Talley’s flair, his fluent French, and his intellectual acumen combined at the beginning of his career to foster his rapid ascent. Fran Lebowitz recalls in the film that her mother believed Talley to be an African prince. Talley himself recalls that when he first interviewed Karl Lagerfeld, the designer immediately took him to his bedroom and festooned him with clothes from Lagerfeld’s own wardrobe. But upon reaching his forties, Talley was no longer svelte, and the film addresses his obesity without pushing too hard. Any film focusing on a black man’s relationships to white women is going to have to address their bodies sooner or later, and Talley’s body has always stood strikingly apart from his industry peers. This is where the film is arguably at its best if also its briefest. To say that even a documentary needs an antagonist is likely overstating things just a little, and it is absolutely refreshing to see a film take more interest in a black man’s abilities and creativity than in his conflicts with white people. But Talley’s struggle to overcome his racial and sexual difference is unarguably central to his story, and the film thrives when we glimpse some of his battle scars.
By the halfway point in the documentary, one has to wonder whose film this really is. Kate Novak, whose producer credits include the well-received films Page One: Inside the New York Times (2011) and Ivory Tower (2014), is the director. But she seems fearful of losing the cooperation of her subject. In promotional appearances for its release, Talley described his experience with the documentary as feeling like open-heart surgery. In one unguarded moment, Talley’s experiences with white hostility come rushing out. But in another segment, he’s shown ordering a camera crew to “just get me walking,” and the film mostly returns to feeling like a feature-length selfie.

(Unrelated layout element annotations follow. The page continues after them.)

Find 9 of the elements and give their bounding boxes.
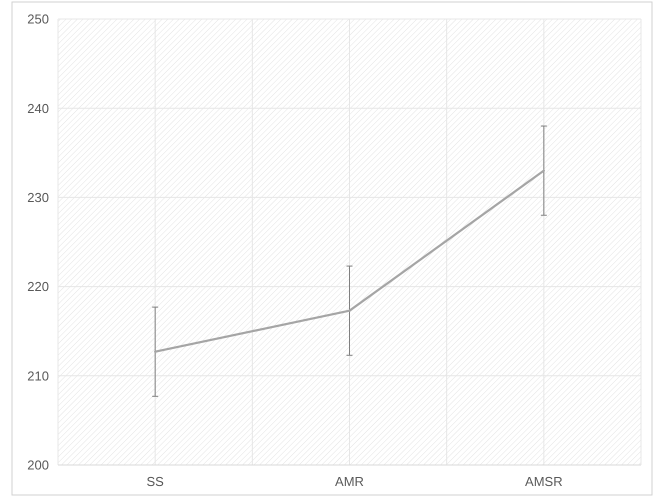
- x-tick-label: AMSR: [525, 474, 563, 489]
- y-tick-label: 220: [27, 279, 49, 294]
- y-tick-label: 210: [27, 368, 49, 384]
- y-tick-label: 230: [27, 190, 49, 205]
- y-tick-label: 250: [27, 12, 49, 27]
- y-tick-label: 200: [27, 458, 49, 473]
- y-tick-label: 240: [27, 100, 49, 116]
- x-tick-label: SS: [146, 474, 164, 489]
- x-tick-label: AMR: [335, 474, 364, 489]
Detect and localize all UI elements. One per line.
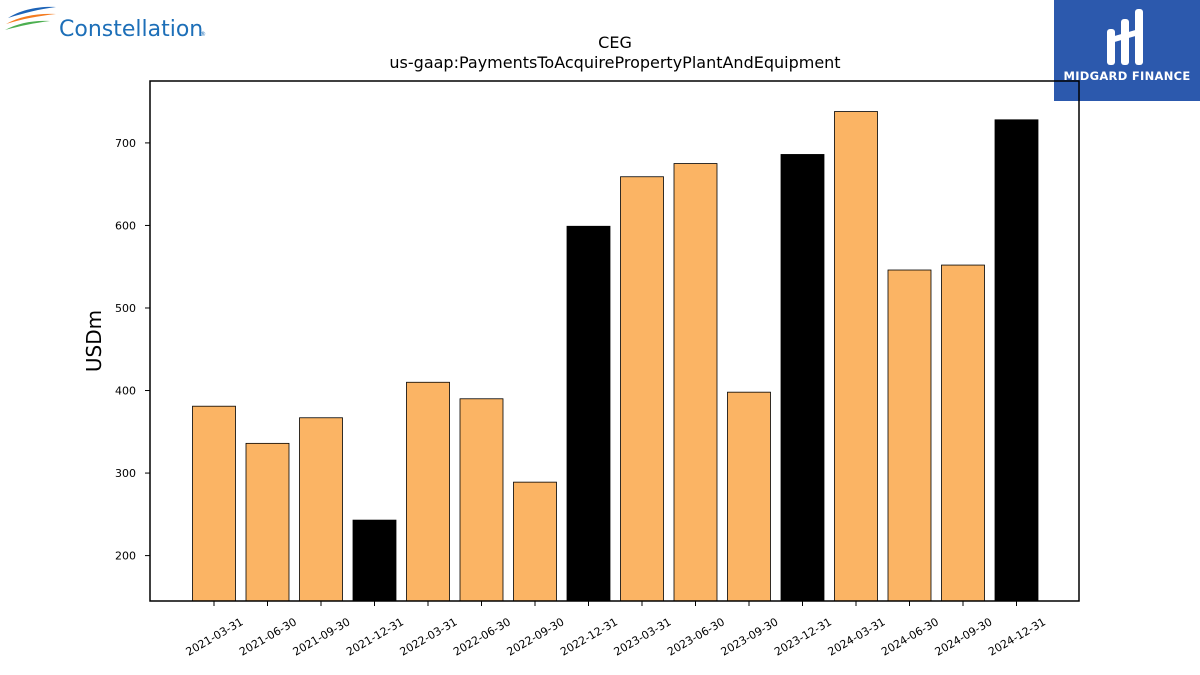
bar-2022-12-31 [566,225,611,602]
bar-2021-03-31 [192,405,236,602]
bar-2023-03-31 [620,176,664,602]
y-tick-label: 400 [115,385,136,398]
x-tick-label: 2023-09-30 [719,615,781,658]
chart-title: CEG [598,33,632,52]
bar-2024-12-31 [994,119,1039,602]
y-tick-label: 500 [115,302,136,315]
x-tick-label: 2022-06-30 [451,615,513,658]
y-axis-ticks: 200 300 400 500 600 700 [115,137,150,563]
constellation-swoosh-icon: Constellation ® [5,6,206,42]
x-tick-label: 2024-12-31 [986,615,1048,658]
bar-2022-06-30 [459,398,504,602]
bar-2021-12-31 [352,519,397,602]
bar-2021-09-30 [299,417,343,602]
y-tick-label: 600 [115,219,136,232]
x-tick-label: 2022-03-31 [398,615,460,658]
plot-frame [149,80,1080,602]
x-tick-label: 2021-03-31 [184,615,246,658]
bar-2023-06-30 [673,163,718,602]
bar-series [192,111,1039,602]
x-axis-ticks: 2021-03-312021-06-302021-09-302021-12-31… [184,601,1048,659]
x-tick-label: 2022-09-30 [505,615,567,658]
midgard-mark-icon [1107,9,1143,65]
bar-2021-06-30 [245,442,290,602]
x-tick-label: 2023-06-30 [665,615,727,658]
x-tick-label: 2021-09-30 [291,615,353,658]
x-tick-label: 2024-03-31 [826,615,888,658]
x-tick-label: 2021-06-30 [237,615,299,658]
x-tick-label: 2022-12-31 [558,615,620,658]
y-tick-label: 200 [115,550,136,563]
y-tick-label: 700 [115,137,136,150]
bar-2023-09-30 [727,391,771,602]
bar-2024-09-30 [941,264,985,602]
constellation-logo-text: Constellation [59,17,203,42]
bar-2023-12-31 [780,154,825,602]
midgard-logo-text: MIDGARD FINANCE [1063,69,1191,83]
x-tick-label: 2023-12-31 [772,615,834,658]
bar-2022-09-30 [513,481,557,602]
chart-subtitle: us-gaap:PaymentsToAcquirePropertyPlantAn… [389,53,840,72]
x-tick-label: 2024-09-30 [933,615,995,658]
svg-text:®: ® [200,31,206,38]
x-tick-label: 2021-12-31 [344,615,406,658]
x-tick-label: 2024-06-30 [879,615,941,658]
bar-2024-06-30 [887,269,932,602]
y-axis-label: USDm [82,310,106,372]
x-tick-label: 2023-03-31 [612,615,674,658]
bar-2022-03-31 [406,381,450,602]
constellation-logo: Constellation ® [4,4,214,44]
y-tick-label: 300 [115,467,136,480]
bar-2024-03-31 [834,111,878,602]
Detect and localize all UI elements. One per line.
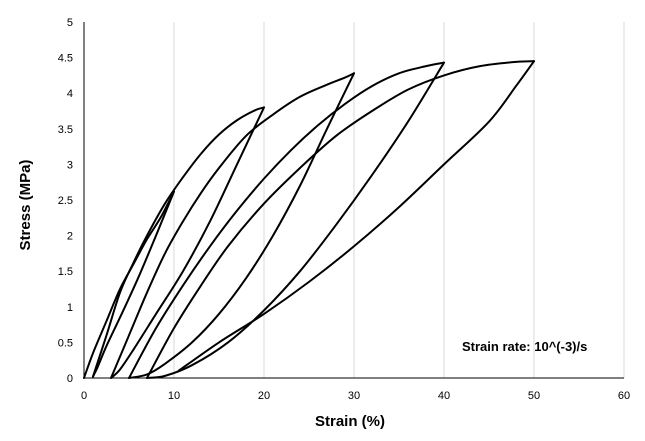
label-layer: 0 10 20 30 40 50 60 0 0.5 1 1.5 2 2.5 3 3.5 4 4.5 5 [58,17,630,402]
x-tick-label-10: 10 [168,390,180,402]
y-tick-label-1-5: 1.5 [58,266,73,278]
cycle-3-loading-curve [110,72,355,379]
x-tick-label-30: 30 [348,390,360,402]
y-tick-label-3: 3 [67,159,73,171]
curve-layer [83,60,535,379]
cycle-2-loading-curve [92,106,265,378]
x-axis-title: Strain (%) [315,413,385,430]
y-tick-label-4-5: 4.5 [58,53,73,65]
cycle-2-unloading-curve [110,106,265,379]
x-tick-label-20: 20 [258,390,270,402]
y-tick-label-2-5: 2.5 [58,195,73,207]
grid-layer [173,22,625,378]
y-tick-label-0: 0 [67,373,73,385]
x-tick-label-40: 40 [438,390,450,402]
cycle-4-unloading-curve [146,61,445,379]
y-tick-label-2: 2 [67,231,73,243]
axis-layer [83,22,624,379]
cycle-1-loading-curve [83,190,175,379]
y-tick-label-5: 5 [67,17,73,29]
cycle-1-unloading-curve [92,190,175,378]
y-tick-label-1: 1 [67,302,73,314]
y-axis-title: Stress (MPa) [17,160,34,251]
cycle-4-loading-curve [128,61,445,379]
cycle-3-unloading-curve [128,72,355,379]
cycle-5-unloading-curve [177,60,535,372]
x-tick-label-60: 60 [618,390,630,402]
x-tick-label-0: 0 [81,390,87,402]
x-tick-label-50: 50 [528,390,540,402]
strain-rate-annotation: Strain rate: 10^(-3)/s [462,339,587,354]
y-tick-label-3-5: 3.5 [58,124,73,136]
y-tick-label-4: 4 [67,88,73,100]
cycle-5-loading-curve [146,60,535,379]
y-tick-label-0-5: 0.5 [58,337,73,349]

The aforementioned fashion documentaries Unzipped and The September Issue had the strength of a clear framing device, the production of one fashion collection or one issue of the magazine. This one ping-pongs a bit from this premise to that, even using the 2016 presidential election as a backdrop before losing interest in that. Talley’s return visits to Durham are by far the more interesting narrative framework for this story. Talley shows a restrained wistfulness when visiting the place his grandmother last called home, which he said he bought and decorated as an homage to Vreeland while retaining the touches his grandmother would find familiar. The small but sumptuously appointed home, which Talley preserved as she left it, is the only sign that his grandmother lived to see the success he became, and clearly reflects his taste more than hers. Talley sits in her living room and reflects on her death while swaddled in heavy garments seemingly suited for a winter’s night on his own porch in upstate New York. Anna Wintour comments that she thinks of Talley’s lavish garb as the armor he needs to face the world, an oddly frank moment from a woman at the top of a commercial empire built on romantic illusions. The film is understandably less interested in laying waste to the industry than in extolling Talley’s place within it. And even in the absence of greater coherence or more probing inquiry, this film never fully loses its way. Talley has led a remarkable life, and the film casts a wide net to trap as many fascinating pieces of it as it can.
J. Ken Stuckey is a senior lecturer in English and media studies at Bentley University.